A proposta é que o comitê acompanhe constantemente o desenvolvimento de iniciativas em prol da diversidade e da inclusão. “Mas isso não se resume ao fundo e às políticas que vamos propor, mas nas práticas da empresa. Queremos ir além do Carrefour: que todas as empresas criem comitês como esse, fundos como esse e, acima de tudo, adotem a diversidade e a transparência na condução dessas iniciativas”, diz Athayde. “Esses comitês precisam contar com pessoas de vivências distintas, com experiências diversas de vários campos pretos e reputação para garantir que as ações efetivamente surtam efeito e sejam comunicadas. Isso não garante que fatos como o de Porto Alegre se repitam, mas garante que tudo está sendo pensado e feito para não se repetirem.”

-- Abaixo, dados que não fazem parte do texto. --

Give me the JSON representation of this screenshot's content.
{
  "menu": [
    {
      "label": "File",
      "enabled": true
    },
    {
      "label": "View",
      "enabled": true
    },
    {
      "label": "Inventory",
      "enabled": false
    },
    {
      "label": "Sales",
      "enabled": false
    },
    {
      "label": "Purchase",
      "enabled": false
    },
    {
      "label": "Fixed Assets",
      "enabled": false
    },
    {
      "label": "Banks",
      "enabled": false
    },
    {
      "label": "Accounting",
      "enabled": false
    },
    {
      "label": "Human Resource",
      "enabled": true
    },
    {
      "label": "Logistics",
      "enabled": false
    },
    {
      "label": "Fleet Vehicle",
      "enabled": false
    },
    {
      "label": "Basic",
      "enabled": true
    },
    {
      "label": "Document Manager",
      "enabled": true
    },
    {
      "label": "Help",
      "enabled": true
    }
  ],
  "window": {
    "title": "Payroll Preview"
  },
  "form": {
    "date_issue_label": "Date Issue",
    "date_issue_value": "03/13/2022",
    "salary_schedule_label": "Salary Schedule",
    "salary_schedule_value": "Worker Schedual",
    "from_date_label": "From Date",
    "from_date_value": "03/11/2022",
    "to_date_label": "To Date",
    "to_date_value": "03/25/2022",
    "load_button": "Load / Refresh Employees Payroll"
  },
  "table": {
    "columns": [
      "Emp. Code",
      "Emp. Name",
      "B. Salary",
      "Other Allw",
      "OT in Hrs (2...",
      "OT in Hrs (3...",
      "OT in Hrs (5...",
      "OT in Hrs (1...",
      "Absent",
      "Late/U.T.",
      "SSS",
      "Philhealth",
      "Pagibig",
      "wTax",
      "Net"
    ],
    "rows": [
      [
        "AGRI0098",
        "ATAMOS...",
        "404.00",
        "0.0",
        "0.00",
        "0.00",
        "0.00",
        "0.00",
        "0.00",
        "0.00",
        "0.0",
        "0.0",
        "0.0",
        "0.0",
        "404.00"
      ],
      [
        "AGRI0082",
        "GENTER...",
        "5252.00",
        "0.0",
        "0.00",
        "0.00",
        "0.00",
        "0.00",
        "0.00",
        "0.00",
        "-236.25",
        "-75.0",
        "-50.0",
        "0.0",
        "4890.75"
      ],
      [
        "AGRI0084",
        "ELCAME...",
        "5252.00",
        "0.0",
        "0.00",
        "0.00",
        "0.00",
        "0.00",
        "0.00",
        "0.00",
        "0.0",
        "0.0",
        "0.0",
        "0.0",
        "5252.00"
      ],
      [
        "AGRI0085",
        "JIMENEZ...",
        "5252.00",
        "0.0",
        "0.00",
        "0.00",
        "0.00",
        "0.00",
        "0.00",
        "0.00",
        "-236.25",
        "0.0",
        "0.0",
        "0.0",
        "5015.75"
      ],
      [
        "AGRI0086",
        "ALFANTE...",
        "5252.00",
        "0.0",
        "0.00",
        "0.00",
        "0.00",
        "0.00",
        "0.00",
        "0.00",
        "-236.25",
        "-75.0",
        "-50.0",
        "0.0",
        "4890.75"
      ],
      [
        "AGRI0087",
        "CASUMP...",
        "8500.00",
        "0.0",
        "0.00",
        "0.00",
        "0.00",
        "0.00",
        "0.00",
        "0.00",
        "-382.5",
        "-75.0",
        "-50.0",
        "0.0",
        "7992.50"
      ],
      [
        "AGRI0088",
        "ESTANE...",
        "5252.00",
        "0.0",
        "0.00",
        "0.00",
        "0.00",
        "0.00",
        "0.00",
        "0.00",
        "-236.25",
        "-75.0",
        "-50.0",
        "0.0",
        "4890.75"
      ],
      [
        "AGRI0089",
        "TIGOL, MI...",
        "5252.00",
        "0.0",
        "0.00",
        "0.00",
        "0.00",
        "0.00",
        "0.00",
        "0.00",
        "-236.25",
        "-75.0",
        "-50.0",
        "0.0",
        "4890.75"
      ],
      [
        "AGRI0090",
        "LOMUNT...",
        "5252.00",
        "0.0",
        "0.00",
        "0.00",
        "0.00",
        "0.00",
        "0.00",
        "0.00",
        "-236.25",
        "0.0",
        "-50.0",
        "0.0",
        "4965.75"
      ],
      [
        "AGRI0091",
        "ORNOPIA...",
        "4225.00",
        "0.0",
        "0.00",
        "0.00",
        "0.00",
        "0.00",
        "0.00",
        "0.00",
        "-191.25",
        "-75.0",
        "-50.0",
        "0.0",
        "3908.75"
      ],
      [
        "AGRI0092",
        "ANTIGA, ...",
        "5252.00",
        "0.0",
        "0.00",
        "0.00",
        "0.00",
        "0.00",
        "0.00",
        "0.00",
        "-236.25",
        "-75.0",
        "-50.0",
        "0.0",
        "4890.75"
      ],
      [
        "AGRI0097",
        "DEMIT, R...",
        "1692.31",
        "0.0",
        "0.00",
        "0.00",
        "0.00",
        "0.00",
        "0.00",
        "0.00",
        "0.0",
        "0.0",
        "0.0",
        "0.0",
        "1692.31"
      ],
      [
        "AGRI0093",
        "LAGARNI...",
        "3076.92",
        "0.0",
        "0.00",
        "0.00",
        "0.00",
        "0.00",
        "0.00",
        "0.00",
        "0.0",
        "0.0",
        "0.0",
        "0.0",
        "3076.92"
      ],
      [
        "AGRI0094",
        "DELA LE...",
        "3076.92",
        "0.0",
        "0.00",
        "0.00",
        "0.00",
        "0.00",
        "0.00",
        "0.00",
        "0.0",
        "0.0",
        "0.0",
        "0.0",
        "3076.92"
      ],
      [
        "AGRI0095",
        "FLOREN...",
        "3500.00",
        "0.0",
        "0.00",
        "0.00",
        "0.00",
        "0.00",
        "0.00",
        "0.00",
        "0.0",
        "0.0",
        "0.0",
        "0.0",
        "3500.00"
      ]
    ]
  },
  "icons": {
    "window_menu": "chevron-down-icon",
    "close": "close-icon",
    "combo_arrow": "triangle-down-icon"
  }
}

O posicionamento do grupo, divulgado na tarde de hoje (25) por comunicado, diz que as ações de tolerância zero ao racismo não podem ser apenas momentâneas. É preciso criar e alimentar uma estrutura de igualdade de oportunidades, sendo assim, serão colocadas em prática outras medidas – mais especificamente oito – de transformação de curto a longo prazo para a rede varejista.
Primeiramente, uma cláusula de combate ao racismo e à discriminação por razões de origem, condição social, identidade de gênero, orientação sexual, idade, deficiência e religião será inserida em todos os contratos com fornecedores e, se descumprida, implicará em rompimento do contrato.
Após essa configuração legal, a empresa promete iniciar uma mudança radical em seu modelo de segurança, internalizando as equipes das três lojas da cidade de Porto Alegre com apoio da ICTS Brasil, empresa especializada na transformação da segurança privada. Além disso, pretende estabelecer regras rigorosas de recrutamento e treinamento para o time de segurança. Tudo com o apoio e parceria de organizações ligadas ao movimento negro.
Sobre o fato de contar com fornecedores terceirizados, Athayde diz: “Se as empresas, em geral, não entenderem por bem, vão ter que entender por mal. O debate é econômico também. Se todas elas – e não apenas o Carrefour – perceberem que podem perder mercado se não mudarem ou cederem, elas mudarão suas posturas. A sociedade deve pressionar e, num segundo momento, entrar na máquina para mudar o plano de voo. O futuro vai confirmar se faz sentido. Mas se não entrarmos na aeronave não haverá futuro”.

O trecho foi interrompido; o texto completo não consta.